Today, this picture is shifting. Many of the new infrastructure issues are more complex, more interconnected, and more dependent on external factors. Energy prices, regulatory interventions, technological developments and usage dynamics have a simultaneous impact on the earnings side.
This does not mean that assets have deteriorated, but that they are harder to penetrate because their risk profile has become less clear.
Anyone who has recently taken a closer look at the question of where contractually effective cash flows depend on the market at the end of the day – the keyword merchant risk is not new at this point and has already been classified in more detail elsewhere – recognizes a pattern:
What used to be relatively clearly definable is increasingly shifting to areas that seem stable at first glance. Earnings uncertainty no longer arises only where revenues are generated openly on the market, but also where they indirectly depend on market sizes.

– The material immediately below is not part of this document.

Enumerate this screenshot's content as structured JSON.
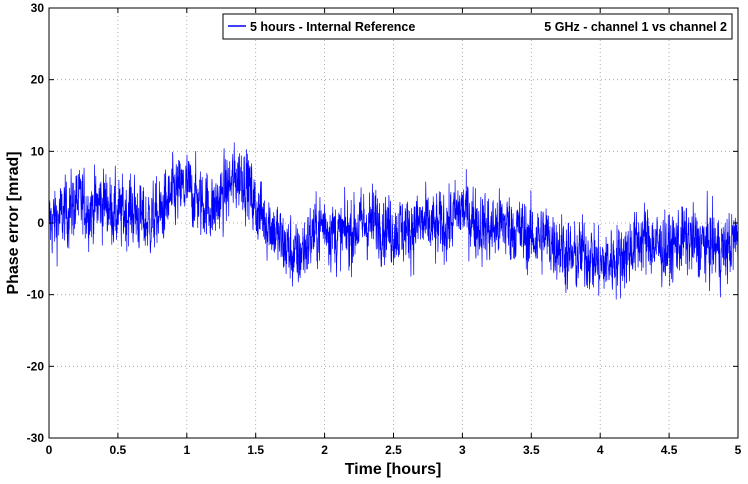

This can be done through electricity prices, which influence the solvency of customers. About data infrastructure utilization assumptions. Or about regulatory frameworks that shift over time. Merchant risk has become less visible – not less present.
This creates a certain tension. On the one hand, there are rising expectations for growth, transformation and returns. On the other hand, the demand for stability and predictability remains.
This combination is not impossible, but it has become more challenging. And it requires a more precise understanding of the underlying cash flows and structuring expertise in favor of investors than was often necessary in the past.
📌 Result:
- Infrastructure is moving away from its original character as a clearly defined, largely predictable asset class.
- The more “modern” infrastructure becomes, the less solid their cash flows are. This makes it all the more important to have a deep understanding of their structuring – especially for a clean distribution of risk between investors looking for stability and monetization-focused operators.